Again we read of deep cuts to a Faculty of Humanities, this time at La Trobe University. And again we read (Ken Gelder, in The Age yesterday) that the university does not sufficiently value the humanities, does not understand their worth, cannot comprehend why a large number of smaller subjects is better than a smaller number with large enrolments.
There is another way to see what is happening at places like La Trobe. Some startling enrolment figures came my way recently. They show that two out of every three students of the humanities here in Victoria are enrolled at Melbourne University. The other third is distributed amongst six other universities.

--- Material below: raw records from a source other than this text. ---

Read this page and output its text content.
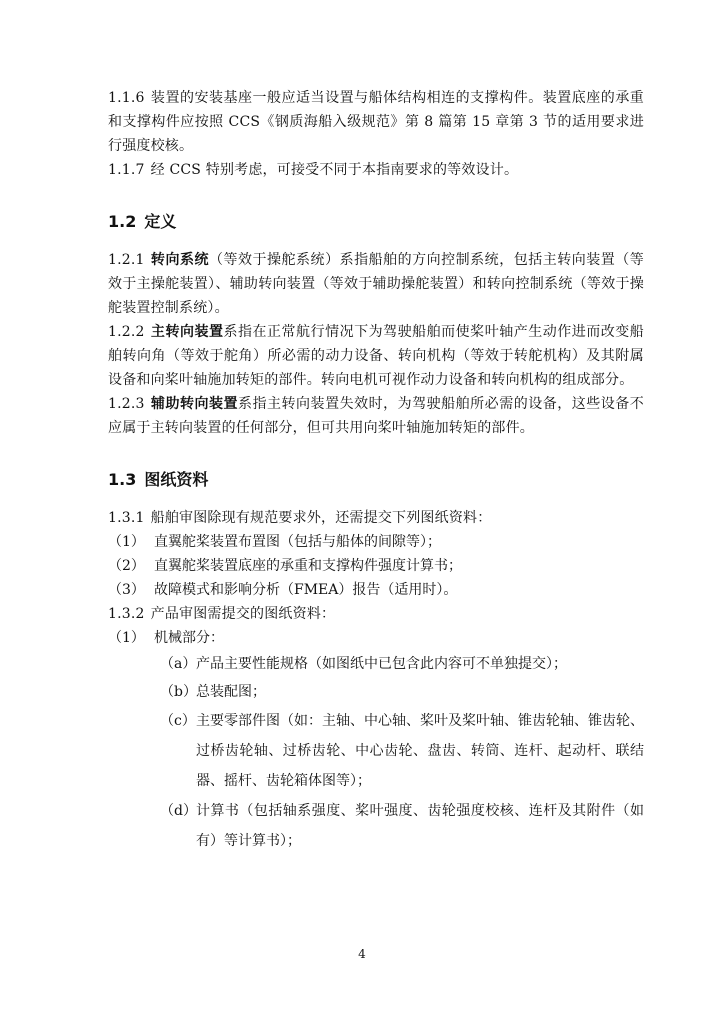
1.1.6 装置的安装基座一般应适当设置与船体结构相连的支撑构件。装置底座的承重和支撑构件应按照 CCS《钢质海船入级规范》第 8 篇第 15 章第 3 节的适用要求进行强度校核。

1.1.7 经 CCS 特别考虑，可接受不同于本指南要求的等效设计。

1.2 定义

1.2.1 转向系统（等效于操舵系统）系指船舶的方向控制系统，包括主转向装置（等效于主操舵装置）、辅助转向装置（等效于辅助操舵装置）和转向控制系统（等效于操舵装置控制系统）。

1.2.2 主转向装置系指在正常航行情况下为驾驶船舶而使桨叶轴产生动作进而改变船舶转向角（等效于舵角）所必需的动力设备、转向机构（等效于转舵机构）及其附属设备和向桨叶轴施加转矩的部件。转向电机可视作动力设备和转向机构的组成部分。

1.2.3 辅助转向装置系指主转向装置失效时，为驾驶船舶所必需的设备，这些设备不应属于主转向装置的任何部分，但可共用向桨叶轴施加转矩的部件。

1.3 图纸资料

1.3.1 船舶审图除现有规范要求外，还需提交下列图纸资料：

（1） 直翼舵桨装置布置图（包括与船体的间隙等）；

（2） 直翼舵桨装置底座的承重和支撑构件强度计算书；

（3） 故障模式和影响分析（FMEA）报告（适用时）。

1.3.2 产品审图需提交的图纸资料：

（1） 机械部分：

（a） 产品主要性能规格（如图纸中已包含此内容可不单独提交）；

（b） 总装配图；

（c） 主要零部件图（如：主轴、中心轴、桨叶及桨叶轴、锥齿轮轴、锥齿轮、过桥齿轮轴、过桥齿轮、中心齿轮、盘齿、转筒、连杆、起动杆、联结器、摇杆、齿轮箱体图等）；

（d） 计算书（包括轴系强度、桨叶强度、齿轮强度校核、连杆及其附件（如有）等计算书）；

4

The cut-off ATAR score for Melbourne’s Arts Faculty is over 90. It follows that two thirds of the arts/humanities students in Victoria’s universities are drawn from the top 10% of the academic cohort. The old conception of an arts degree as a last resort for those who can’t get into more desirable courses is clearly false: it is now becoming a degree for the (academic) elite.
There are of course arts/humanities courses available with much lower, with very low ATAR scores. These are concentrated in the three smaller and more recently-created universities, but the numbers enrolled are so small that their disappearance would make little difference to the wider picture. A graph of student enrolments against entrance scores would no longer be anything like a normal curve; instead it would climb steeply, skewed towards the higher scores.
Startling, I said, and startled I remain. There are various explanations for the very large numbers at Melbourne, amongst them the new ‘Melbourne’ model whereby everyone must take one of six undergraduate degrees before taking up a professional course. So amongst these high-fliers some will take up law, for example. It is not as if we shall have a flood of unemployed university wits on our hands, as in the late 16th century. (Many of them went into the theatre . . . ) But how many, I wonder, will take up teaching, where the entrance scores are too low for comfort?